The truth is that all technology is quickly becoming obsolete. This is generally true of every piece of technology that affects our lives. Why? Because technology is constantly improving at a rate so fast that the modern technology of today may be as good as obsolete in only a few years’ time.

For example, a study found that a ninety-eight-inch LED display depreciates significantly over a three-year time period. At the end of that time, the device will have likely depreciated by ninety-six percent.  This is a staggering statistic that indicates that at the end of three years, that display will only have retained four percent of its initial value, a whopping four hundred dollars.

All this to say that for a client today wanting modern technology, it simply makes more sense to use audio visual as a service so that in a few years’ time, they can reevaluate the tools they are using and potentially do a reasonable upgrade for about the same monthly payment as before.

The Benefits of Audio Visual as a Service

Audio Visual as a Service, more commonly referred to as AVaaS, has been around for a little while but is becoming somewhat of a new trend. Its popularity is due in large part to the fact that it allows a company to get the total tech solution they are hoping for and to pay for it gradually over time.

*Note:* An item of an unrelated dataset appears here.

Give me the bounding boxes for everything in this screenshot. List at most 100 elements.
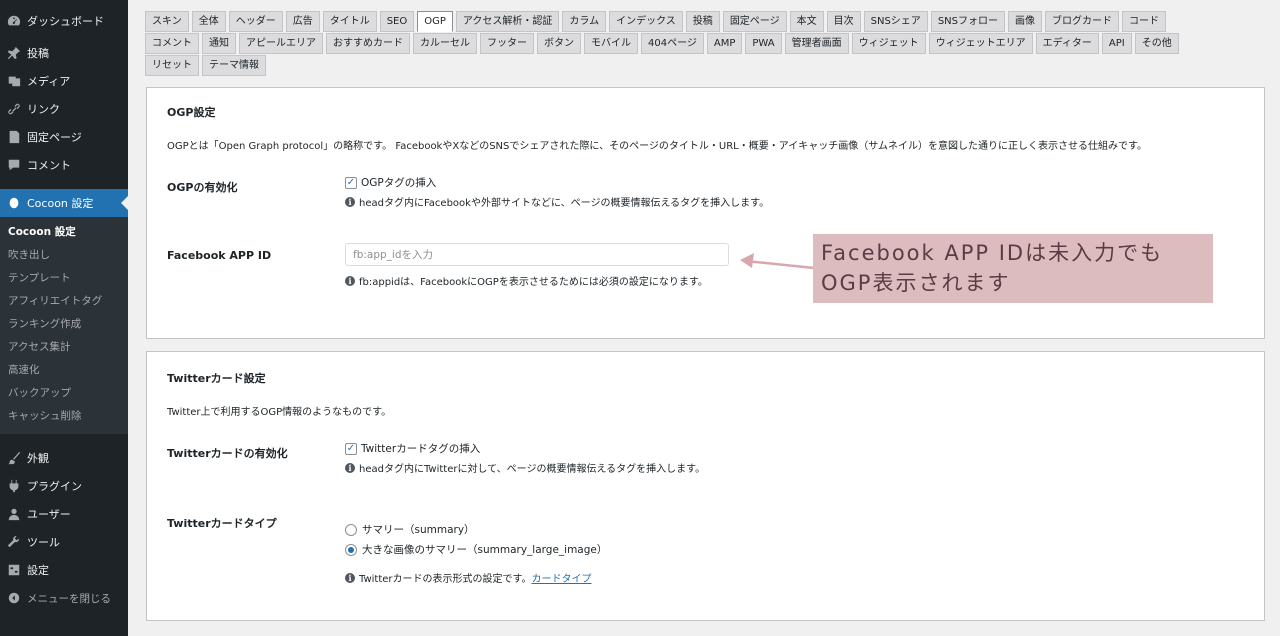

Some of the primary benefits of using Audio Visual as a Service are:

  • Establishes better use of cash flow. In other words, by doing this as an operating expense, it can save the client from spending a large amount of cash up-front. Instead, the client can hang onto their cash and invest in something else that could earn a significant return for their business because it is not recommended to fully invest in a rapidly depreciating asset with a capital expenditure. It is unnecessary to own the technology. Over a period of three years a client can use the technology and at the end choose to refresh it, potentially keeping it close to the same monthly payment they were already paying. Using AVaaS can keep a company from depleting their cash and therefore allow them to have more on hand for other unexpected expenses.
  • Preserves credit better. Most businesses do have a credit line so that if there is a purchase they need cash for, they can use it. However, this may not be the best way to finance a purchase if it can be avoided. AVaaS allows a client to preserve their credit while still letting the client access technology on an affordable monthly basis.
  • Manages risk more efficiently. One of the best ways to invest in technology is to pay for equipment as you are simultaneously generating a profit. This provides a more balanced return than paying with a huge lump sum of cash up front and not getting as good of a return in the future.
  • Streamlines budgeting. Corporate financial officers and departments like stable budgets and predictable spending because it reduces risk. By using AVaaS, it can help create a stable IT budget with predictable monthly spending over three years. And because it involves less risk, the operating expenditure usually presents less red tape to work through for approval.
  • Helps combat inflation. Today the world is seeing a period of high inflation in which many items are experiencing a huge price increase. The Consumer Price Index is higher than it has been in almost three decades, and it is affecting everyone’s pocketbooks. With no sign of inflation letting up in the foreseeable future, AVaaS can allow clients a hedge against inflation with predictable monthly payments.

It is possible to have technology and it be affordable in the same way it is for you have your cake and eat it too. Plan ahead, be smart and make your investment work for you.